Cyst + sulcus (2 of 4)
Narrow band light. The lateral lip of a sulcus is often bordered by a prominent capillary as seen here. An open cyst assumes an elliptical shape in the anteroposterior direction. It fails to empty completely because the opening draining it is smaller than the diameter of the cyst.
Margin swelling (1 of 6)
Breathing position of the vocal cords of a very hoarse actor. Note the margin swelling of both sides. The white material on the left vocal cord (right of photo) is keratin debris emerging from an open cyst. Find the sulcus of the right vocal cord (left of photo) which is more easily seen in the next photo.
Narrow band light (2 of 6)
Further magnified and under narrow band light. The right sulcus is within the dotted outline. Compare now with photo 1.
Open phase, strobe light (3 of 6)
Under strobe light, open phase of vibration at A3 (220 Hz). The full length of the cords participate in vibration.
Closed phase, same pitch (4 of 6)
At the same pitch, the closed phase again includes the full length of the cords.
Segmental vibration (5 of 6)
At the much higher pitch of C5 (523 Hz) a “tin whistle” quality is heard and only the anterior segment (at arrows) is opening for vibration.

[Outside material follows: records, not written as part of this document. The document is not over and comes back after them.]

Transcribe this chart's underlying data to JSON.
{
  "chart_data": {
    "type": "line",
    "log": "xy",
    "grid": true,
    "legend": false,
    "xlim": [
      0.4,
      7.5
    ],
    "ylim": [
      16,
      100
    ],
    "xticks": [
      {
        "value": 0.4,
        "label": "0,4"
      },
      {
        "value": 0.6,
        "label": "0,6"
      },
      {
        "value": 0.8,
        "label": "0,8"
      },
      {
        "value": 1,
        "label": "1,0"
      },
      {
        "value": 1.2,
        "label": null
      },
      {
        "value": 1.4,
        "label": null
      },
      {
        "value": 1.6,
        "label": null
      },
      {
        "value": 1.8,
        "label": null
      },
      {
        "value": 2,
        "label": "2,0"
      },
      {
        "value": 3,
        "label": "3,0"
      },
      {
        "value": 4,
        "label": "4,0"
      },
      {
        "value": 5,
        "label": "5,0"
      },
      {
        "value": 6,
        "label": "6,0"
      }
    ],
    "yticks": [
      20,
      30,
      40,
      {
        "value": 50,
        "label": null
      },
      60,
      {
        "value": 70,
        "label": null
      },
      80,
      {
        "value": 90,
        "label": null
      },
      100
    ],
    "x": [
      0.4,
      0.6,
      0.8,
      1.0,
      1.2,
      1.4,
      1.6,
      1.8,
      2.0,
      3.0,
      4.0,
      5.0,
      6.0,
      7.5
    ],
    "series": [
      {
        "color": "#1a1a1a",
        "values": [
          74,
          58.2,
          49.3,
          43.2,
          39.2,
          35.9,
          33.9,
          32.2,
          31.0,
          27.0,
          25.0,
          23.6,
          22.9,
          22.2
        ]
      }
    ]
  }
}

The posterior opening is static and not oscillating, as seen in the next photo.
Closed phase (6 of 6)
The closed phase of vibration involves only the tiny anterior segment of the vocal cords, at the arrows. The posterior segment is not vibrating and is unchanged.
Chronic hoarseness (1 of 4)
This woman suffers from chronic hoarseness. Note the relatively normal left vocal cord (right of photo) but that the right side has a whitish lesion at the margin. Equally important is the faint white submucosal collection of keratin indicated by dotted line.
Cyst under narrow band light (2 of 4)
Under narrow band light, the arrow indicates the sulcus opening that allows what was likely an epidermoid cyst to partially empty.
Closed phase (3 of 4)
Under strobe light, closed phase also shows a slight “divot” at the opening into the presumed collapsed cyst.
Open phase (4 of 4)
Open phase, showing that the amplitude of vibration (flexibility) of the affected side is understandably less than on the opposite (left) side.